Plusieurs pays de la sous-région sont touchés par le banditisme et le terrorisme. Et le Sénégal ?
Le Sénégal n’est pas touché, mais les menaces sur son potentiel sont là. Le Sénégal vit dans la paix mais nous sommes vigilants parce que ce qui est arrivé au Mali peut demain nous arriver. Mais nous avons tiré les leçons maliennes et nous prenons des dispositions au plan national et sous-régional avec les pays partenaires pour éviter que ce qui s’est passé au Mali se reproduise.
L’Union africaine a décidé de mettre en place ce qu’on appelle une capacité africaine de réponse immédiate aux crises. Le Sénégal l’avait proposé. Nous sommes partie prenante. Il y a une dizaine de pays qui sont parties prenantes.
«Ce n’est pas normal qu’à chaque fois que nous sommes en situation de crise, l’Afrique fasse appel à l’extérieur»
La capacité africaine de réponse immédiate aux crises (CARIC) soulève la polémique au motif qu’il existe déjà un projet similaire : la Force africaine en attente (FAA) en gestation depuis 10 ans. Par conséquent, des doutes subsistent sur la capacité des pays africains à mettre en place cette force d’intervention rapide ?

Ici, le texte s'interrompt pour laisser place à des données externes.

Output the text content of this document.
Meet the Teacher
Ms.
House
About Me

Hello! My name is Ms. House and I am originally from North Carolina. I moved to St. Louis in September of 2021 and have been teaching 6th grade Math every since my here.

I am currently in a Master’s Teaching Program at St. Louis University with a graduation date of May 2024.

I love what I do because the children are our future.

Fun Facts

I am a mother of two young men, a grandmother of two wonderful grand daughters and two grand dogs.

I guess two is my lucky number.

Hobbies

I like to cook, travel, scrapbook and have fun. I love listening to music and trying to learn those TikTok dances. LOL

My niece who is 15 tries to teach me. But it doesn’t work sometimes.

Les pays ont pris la pleine mesure de la gravité de la situation et se sont rendu compte que d’un jour à l’autre, un État peut s’effondrer. C’est cela la fragilité de nos États, leur incapacité individuelle à se protéger face aux menaces telles que la menace terroriste. Les terroristes sont surarmés. Voyez les armes qui sont utilisées par les grands mouvements terroristes au Mali qui viennent de la Libye, des armes lourdes ; donc les pays ont pris conscience de cela.
C’est pourquoi il faut tirer les leçons du Mali et ne pas attendre d’être surpris, donc mettre déjà en place un mécanisme d’alerte précoce, une capacité africaine de réponse immédiate aux crises (CARIC). Ce n’est pas normal qu’à chaque fois que nous sommes en situation de crise, que l’Afrique fasse appel à l’extérieur. Nous devons être capables de mettre en place un dispositif pour agir, nous donner des moyens immédiats, des réponses immédiates à des situations de crise.
Cinq pays du Sahel, la Mauritanie, le Tchad, le Niger, le Burkina Faso et le Mali ont formé le G5 du Sahel pour coordonner le développement et la lutte contre le terrorisme. Faut-il interpréter la non-participation du Sénégal comme une exclusion de facto ?
Il n’y a pas d’exclusion. Ces pays ont considéré, sur la base d’un rapport des Nations unies, qu’ils sont les plus exposés et qu’il fallait rapidement s’organiser pour voir comment mobiliser les ressources ou comment utiliser les ressources disponibles pour faire face aux menaces.
Nous saluons cette initiative mais ces pays sont également conscients, qu’à eux seuls, ils ne peuvent pas lutter contre le terrorisme dans le sahel. Mais c’est une initiative qu’il faut saluer et encourager. Nous sommes prêts à coopérer avec eux parce que nous sommes au moins frontalier avec deux pays parmi les cinq.
Mais la naissance du G5 du Sahel intervient alors que les bailleurs de fonds ont prévu de mobiliser une enveloppe pour la sous-région, vous ne vous sentez pas mis volontairement à l’écart ?
Pas du tout, nous sommes déjà dans un cadre beaucoup plus élargi, la Communauté des États sahélo-sahariens (Cen-sad). Et il y a d’autres pays intéressés. L’Algérie, on ne peut pas l’exclure de la lutte contre le terrorisme dans le Sahel, le Maroc est dans l’espace et on ne peut pas l’exclure non plus, la Guinée-Bissau également.
Donc encore une fois, nous saluons cette initiative. Ces pays pensent qu’ils sont les plus exposés, ils ont mis en place une structure baptisée G5. Nous sommes prêts à apporter notre contribution mais avec la claire conscience que la lutte contre le terrorisme est une lutte globale qui exige la mutualisation des efforts de tous les pays de l’espace sahélo-saharien. Et je pense que sur cette question-là, il n’y a aucune divergence.